On June 15, the ISRO took another giant-leap forward, becoming the sixth member of the “heavy-lift” rocket club with the successful launch of the GSAT-19, a communication satellite taller than a 13-story building and weighing 3,136 kilograms. (Heavy-lift capacity is defined as being able to successfully launch into orbit satellites weighing more than three tons.)
The only other space programs with the ability to launch satellites weighing more than 6,000 lbs. belong to the U.S., Russia, China, and the European Space Agency.
The rocket ISRO used is their largest yet. The Geosynchronous Launch Vehicle Mark-III, known as “Fat Boy,” because of its size, weighs as much as “five fully-loaded Boeing jumbo jets, or as much as 200 fully grown elephants.”
It is expected that the MK-III will eventually be “human-rated” to carry Indian astronauts, likely to be named “gaganauts or vyomanauts,” to space and eventually the moon.
The GSAT-19 is designed to boost India’s communication resources and is the equivalent of seven of their older model satellites. It has a functional life-span of 10 years and is part of India’s long-term plan to bolster internet speeds and connectivity.
The global space industry is estimated to be $323 billion (U.S.) and growing larger each year. India’s share of the global launch services is presently only 0.6 percent, but they plan to parley that into a larger slice with speed and lower per-launch costs.
ISRO is putting satellites into orbit and completing other space-based missions for less than any other program primarily due to dramatically lower labor costs. Aerospace engineers in India are paid approximately $1,000 (U.S.) per month, a fraction of what their counterparts would earn in Europe and the United States. Another cost saver is that the program is a state-led agency that doesn’t have to utilize outside industries that are required to operate with set profit margins.
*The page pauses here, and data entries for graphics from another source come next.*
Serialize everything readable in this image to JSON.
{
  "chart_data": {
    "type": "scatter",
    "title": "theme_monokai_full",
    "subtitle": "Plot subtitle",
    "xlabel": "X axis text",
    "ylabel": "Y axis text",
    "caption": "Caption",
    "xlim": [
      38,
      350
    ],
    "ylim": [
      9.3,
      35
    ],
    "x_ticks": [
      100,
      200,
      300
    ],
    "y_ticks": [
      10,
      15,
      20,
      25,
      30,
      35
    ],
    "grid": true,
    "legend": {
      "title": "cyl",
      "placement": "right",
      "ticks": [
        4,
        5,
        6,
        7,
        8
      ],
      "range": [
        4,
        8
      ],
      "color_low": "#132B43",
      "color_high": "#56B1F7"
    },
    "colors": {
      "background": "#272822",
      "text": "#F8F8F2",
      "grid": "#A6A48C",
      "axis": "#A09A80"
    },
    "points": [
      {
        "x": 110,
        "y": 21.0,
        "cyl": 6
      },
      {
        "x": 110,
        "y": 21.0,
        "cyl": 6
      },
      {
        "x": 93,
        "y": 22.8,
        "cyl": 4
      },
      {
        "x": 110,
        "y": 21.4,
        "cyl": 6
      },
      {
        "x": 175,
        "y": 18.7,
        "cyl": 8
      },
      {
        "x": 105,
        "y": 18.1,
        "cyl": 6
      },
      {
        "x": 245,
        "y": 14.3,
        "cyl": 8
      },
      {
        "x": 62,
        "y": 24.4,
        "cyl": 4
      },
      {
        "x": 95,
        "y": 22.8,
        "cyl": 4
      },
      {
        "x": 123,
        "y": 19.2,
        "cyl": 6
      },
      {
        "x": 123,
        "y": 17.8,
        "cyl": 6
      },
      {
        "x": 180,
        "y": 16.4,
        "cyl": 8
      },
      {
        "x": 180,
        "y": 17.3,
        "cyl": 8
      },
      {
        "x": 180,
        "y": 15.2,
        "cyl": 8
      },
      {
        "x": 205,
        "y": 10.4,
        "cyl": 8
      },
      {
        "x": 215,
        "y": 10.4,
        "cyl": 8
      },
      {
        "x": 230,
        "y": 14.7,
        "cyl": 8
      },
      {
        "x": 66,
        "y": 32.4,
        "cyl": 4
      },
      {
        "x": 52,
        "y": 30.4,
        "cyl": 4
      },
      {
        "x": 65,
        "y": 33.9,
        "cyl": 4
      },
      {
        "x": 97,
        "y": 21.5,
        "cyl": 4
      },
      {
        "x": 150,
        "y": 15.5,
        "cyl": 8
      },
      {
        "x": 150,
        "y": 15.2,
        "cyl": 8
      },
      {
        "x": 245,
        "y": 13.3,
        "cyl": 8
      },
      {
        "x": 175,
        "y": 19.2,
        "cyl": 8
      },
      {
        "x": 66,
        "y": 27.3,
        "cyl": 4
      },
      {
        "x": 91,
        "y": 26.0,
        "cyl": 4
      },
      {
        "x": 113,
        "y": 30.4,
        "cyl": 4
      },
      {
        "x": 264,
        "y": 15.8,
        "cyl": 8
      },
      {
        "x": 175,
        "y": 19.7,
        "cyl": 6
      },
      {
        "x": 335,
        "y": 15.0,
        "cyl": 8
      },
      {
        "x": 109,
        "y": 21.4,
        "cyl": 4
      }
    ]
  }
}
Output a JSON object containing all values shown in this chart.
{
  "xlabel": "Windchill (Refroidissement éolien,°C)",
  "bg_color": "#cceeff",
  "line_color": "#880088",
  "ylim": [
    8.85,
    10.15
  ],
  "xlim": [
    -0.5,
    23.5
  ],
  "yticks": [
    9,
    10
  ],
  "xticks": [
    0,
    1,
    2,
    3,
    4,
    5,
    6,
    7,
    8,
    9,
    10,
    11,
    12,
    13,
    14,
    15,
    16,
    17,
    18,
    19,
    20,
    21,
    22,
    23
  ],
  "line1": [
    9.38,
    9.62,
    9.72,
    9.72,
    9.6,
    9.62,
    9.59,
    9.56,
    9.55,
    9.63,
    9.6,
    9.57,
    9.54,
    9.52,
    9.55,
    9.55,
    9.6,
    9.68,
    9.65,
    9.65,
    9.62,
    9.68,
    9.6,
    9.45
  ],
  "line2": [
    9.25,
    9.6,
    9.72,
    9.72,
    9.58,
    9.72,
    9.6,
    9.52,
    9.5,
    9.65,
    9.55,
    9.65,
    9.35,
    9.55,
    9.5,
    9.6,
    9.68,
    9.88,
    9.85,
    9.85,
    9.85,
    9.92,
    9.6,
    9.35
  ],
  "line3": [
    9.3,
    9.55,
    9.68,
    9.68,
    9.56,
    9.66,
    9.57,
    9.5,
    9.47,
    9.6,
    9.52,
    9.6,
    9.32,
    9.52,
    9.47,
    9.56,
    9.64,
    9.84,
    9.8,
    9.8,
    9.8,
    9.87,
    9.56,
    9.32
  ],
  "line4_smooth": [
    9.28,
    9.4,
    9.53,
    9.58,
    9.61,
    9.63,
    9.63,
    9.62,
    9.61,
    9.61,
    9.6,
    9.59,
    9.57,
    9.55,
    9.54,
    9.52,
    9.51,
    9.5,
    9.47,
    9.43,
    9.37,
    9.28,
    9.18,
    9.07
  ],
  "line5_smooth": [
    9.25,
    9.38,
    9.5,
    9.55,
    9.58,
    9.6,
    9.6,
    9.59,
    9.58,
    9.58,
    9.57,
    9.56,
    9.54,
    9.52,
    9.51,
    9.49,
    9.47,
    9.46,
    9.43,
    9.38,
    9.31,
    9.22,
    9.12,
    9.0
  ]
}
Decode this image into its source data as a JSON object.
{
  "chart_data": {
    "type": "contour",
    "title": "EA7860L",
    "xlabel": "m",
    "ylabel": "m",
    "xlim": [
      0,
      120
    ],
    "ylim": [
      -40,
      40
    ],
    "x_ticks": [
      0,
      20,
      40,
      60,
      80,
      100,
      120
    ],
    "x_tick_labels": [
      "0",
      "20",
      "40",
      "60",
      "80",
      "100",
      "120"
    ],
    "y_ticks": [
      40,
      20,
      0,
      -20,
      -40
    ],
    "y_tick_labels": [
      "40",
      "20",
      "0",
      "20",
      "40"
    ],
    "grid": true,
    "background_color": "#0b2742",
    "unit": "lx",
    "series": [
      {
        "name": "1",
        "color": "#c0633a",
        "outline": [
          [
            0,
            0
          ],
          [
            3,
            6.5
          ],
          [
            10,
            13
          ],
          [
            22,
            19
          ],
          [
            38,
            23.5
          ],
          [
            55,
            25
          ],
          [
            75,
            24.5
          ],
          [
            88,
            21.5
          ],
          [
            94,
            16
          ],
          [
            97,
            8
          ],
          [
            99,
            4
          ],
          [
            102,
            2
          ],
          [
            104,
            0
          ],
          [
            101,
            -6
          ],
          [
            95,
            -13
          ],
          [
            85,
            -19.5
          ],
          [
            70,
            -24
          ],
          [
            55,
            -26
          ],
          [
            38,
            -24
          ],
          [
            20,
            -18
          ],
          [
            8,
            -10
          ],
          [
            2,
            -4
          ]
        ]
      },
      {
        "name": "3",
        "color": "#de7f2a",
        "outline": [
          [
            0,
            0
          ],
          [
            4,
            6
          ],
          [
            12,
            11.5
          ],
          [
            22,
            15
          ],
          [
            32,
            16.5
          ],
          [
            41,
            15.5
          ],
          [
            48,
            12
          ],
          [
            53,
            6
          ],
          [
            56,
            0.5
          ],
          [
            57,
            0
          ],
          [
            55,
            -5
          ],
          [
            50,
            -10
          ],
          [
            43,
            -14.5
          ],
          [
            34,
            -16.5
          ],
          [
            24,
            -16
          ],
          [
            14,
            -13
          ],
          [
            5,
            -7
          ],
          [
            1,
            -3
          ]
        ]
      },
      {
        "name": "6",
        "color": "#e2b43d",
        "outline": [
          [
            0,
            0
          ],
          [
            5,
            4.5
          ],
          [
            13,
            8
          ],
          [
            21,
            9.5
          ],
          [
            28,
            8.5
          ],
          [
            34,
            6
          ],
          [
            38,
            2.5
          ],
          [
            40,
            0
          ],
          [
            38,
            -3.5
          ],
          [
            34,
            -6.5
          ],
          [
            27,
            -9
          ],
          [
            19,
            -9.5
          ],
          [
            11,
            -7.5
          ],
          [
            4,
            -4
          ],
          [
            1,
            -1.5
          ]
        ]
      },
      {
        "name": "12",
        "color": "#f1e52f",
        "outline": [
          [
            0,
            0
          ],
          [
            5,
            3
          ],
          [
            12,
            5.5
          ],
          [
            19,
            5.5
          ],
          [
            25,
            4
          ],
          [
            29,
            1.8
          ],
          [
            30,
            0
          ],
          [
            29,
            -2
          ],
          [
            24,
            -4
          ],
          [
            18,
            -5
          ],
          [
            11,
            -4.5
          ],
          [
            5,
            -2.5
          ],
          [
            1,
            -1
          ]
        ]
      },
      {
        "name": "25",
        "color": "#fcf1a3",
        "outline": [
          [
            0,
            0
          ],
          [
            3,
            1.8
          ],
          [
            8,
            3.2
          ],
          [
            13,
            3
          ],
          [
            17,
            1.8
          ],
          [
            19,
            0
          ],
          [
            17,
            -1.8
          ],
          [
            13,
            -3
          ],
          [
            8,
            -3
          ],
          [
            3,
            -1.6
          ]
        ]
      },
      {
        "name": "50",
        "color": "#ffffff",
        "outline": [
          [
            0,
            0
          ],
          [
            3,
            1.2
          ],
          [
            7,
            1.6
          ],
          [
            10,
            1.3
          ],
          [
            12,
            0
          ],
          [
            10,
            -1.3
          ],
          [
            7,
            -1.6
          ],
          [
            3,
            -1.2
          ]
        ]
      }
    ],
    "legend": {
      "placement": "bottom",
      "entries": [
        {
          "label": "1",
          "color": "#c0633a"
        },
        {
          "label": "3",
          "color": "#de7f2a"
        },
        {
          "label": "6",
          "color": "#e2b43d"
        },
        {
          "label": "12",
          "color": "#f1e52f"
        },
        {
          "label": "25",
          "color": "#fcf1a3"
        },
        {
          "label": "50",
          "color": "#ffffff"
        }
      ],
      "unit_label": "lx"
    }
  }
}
Compared to other space programs, the ISRO’s 2016 budget is an unbelievably low $1.2 billon. The amounts spent by other nations are significantly higher: Japan $3.6 billion, Russia $5.3, China $6.1 and the United States $39.3 billion.
The original Space Race was a competition between the United States and the Soviet Union for supremacy in spaceflight capabilities. Their entire efforts were based on the idea of military superiority in space. As each country worked to solve incredibly difficult technological challenges they developed more than 1,600 practical advancements in many areas including medicine, communications and clothing.
In contrast, India’s reach for the stars has been of a more practical nature. Their goal was to develop satellite systems to aid in mapping and surveying crops, responding to natural disasters and challenges of erosion as well as increasing medical care and communications with remote areas.
Vikram Sarabhai, ISRO’s founding-father and fan of NASA, argued that, as a developing nation, India had to use the advancements that came from space exploration to solve “real” problems for its citizens. “We do not have the fantasy of competing with the economically advanced nations in the exploration of the moon or other planets or manned space-flight,” he said.
“But we are convinced that if we are to play a meaningful role nationally, and in the community of nations, we must be second to none in the application of advanced technologies to the real problems of man and society.”
India’s plans for future space missions include a second trip to the moon in 2018 with the goal of retrieving lunar soil and rocks as well as missions to study the sun, orbit Venus, and a follow-up on its first Mars mission. Although ISRO has not announced plans for any manned missions, in 2016 they did successfully test a scale model of a reusable-launch vehicle that looks a great deal like the U.S. space shuttle.
* No, not IRL. This was the plot of the Ridley Scott-directed science-fiction film The Martian.